NEW YORK (Reuters) - U.S. bank regulators disclosed on Wednesday how eight of the nation’s largest banks would wind themselves down in the face of collapse and gave American International Group Inc (AIG) (N:AIG) and Prudential Financial Inc (N:PRU) an extra year to submit their doomsday plans.
The Federal Reserve and Federal Deposit Insurance Corporation (FDIC) posted the public portions of “living wills” submitted by banks including Bank of America Corp (N:BAC), JPMorgan Chase & Co (N:JPM) and Goldman Sachs Group Inc (N:GS). Introduced in the wake of the global financial crisis of 2007-2009, the plans outline how banks would go bankrupt without needing a taxpayer bailout.
Regulators will scour the documents to make sure they are credible. Under the 2010 Dodd-Frank Act, the federal government has the power to carve up a bank if regulators do not believe its plan is workable and in recent years they have faulted more than a dozen banks for drafting overly optimistic or not credible plans.

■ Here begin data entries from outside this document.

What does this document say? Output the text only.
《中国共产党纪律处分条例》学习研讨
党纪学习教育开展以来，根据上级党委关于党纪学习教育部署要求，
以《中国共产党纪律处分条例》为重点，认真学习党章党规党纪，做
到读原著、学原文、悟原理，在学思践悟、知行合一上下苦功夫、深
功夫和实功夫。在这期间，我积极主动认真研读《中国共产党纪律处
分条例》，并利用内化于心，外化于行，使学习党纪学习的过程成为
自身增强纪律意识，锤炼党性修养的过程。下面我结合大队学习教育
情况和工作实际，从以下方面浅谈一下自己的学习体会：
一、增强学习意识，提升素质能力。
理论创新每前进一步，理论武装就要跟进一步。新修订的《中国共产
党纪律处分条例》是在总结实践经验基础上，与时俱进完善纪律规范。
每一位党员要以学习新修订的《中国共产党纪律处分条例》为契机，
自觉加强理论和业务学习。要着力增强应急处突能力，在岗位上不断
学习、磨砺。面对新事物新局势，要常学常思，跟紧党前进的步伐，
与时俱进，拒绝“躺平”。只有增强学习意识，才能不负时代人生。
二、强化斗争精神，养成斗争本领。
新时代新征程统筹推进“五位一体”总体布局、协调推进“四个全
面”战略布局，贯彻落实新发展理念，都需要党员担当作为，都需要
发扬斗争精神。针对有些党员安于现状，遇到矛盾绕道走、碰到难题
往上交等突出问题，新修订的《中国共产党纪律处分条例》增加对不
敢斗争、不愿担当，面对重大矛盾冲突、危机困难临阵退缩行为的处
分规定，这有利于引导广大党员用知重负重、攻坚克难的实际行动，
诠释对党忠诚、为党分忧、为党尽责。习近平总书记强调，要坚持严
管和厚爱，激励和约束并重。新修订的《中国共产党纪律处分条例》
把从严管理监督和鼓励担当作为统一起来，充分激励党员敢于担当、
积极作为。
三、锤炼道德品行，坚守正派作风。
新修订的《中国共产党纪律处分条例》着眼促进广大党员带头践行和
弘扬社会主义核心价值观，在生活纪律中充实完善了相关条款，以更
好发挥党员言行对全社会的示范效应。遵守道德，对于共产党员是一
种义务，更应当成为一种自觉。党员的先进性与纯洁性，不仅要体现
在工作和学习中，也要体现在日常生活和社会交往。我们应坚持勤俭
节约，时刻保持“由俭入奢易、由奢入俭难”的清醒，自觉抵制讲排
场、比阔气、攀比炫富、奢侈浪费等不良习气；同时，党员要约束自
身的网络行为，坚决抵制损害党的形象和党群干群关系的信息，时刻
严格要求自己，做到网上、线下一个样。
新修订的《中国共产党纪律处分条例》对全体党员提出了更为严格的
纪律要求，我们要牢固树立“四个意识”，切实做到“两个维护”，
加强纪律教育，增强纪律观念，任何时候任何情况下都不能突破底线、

The Fed and the FDIC gave insurers AIG and Prudential Financial until the end of next year to submit their living wills from an original deadline of the end of 2017. The extension was given to enable the companies to incorporate any guidance regulators may provide on their plans.
Regulators also posted plans from Bank of New York Mellon Corp (N:BK), Citigroup Inc (N:C), Morgan Stanley (N:MS), State Street Corp (N:STT) and Wells Fargo & Co (N:WFC).
President Donald Trump wants to relax the "living will" process, reducing the frequency of having to submit a plan to once every two years and also give the banks more guidance on what to submit. He also wants to eliminate the role of the FDIC in reviewing the living wills.
The living wills are separate from the Fed's stress tests, where banks demonstrate stability by showing how they would withstand economic shocks in hypothetical scenarios but failing either process is a black eye for bank bosses.
In June, the Fed cleared all 34 banks that underwent stress testing in 2017.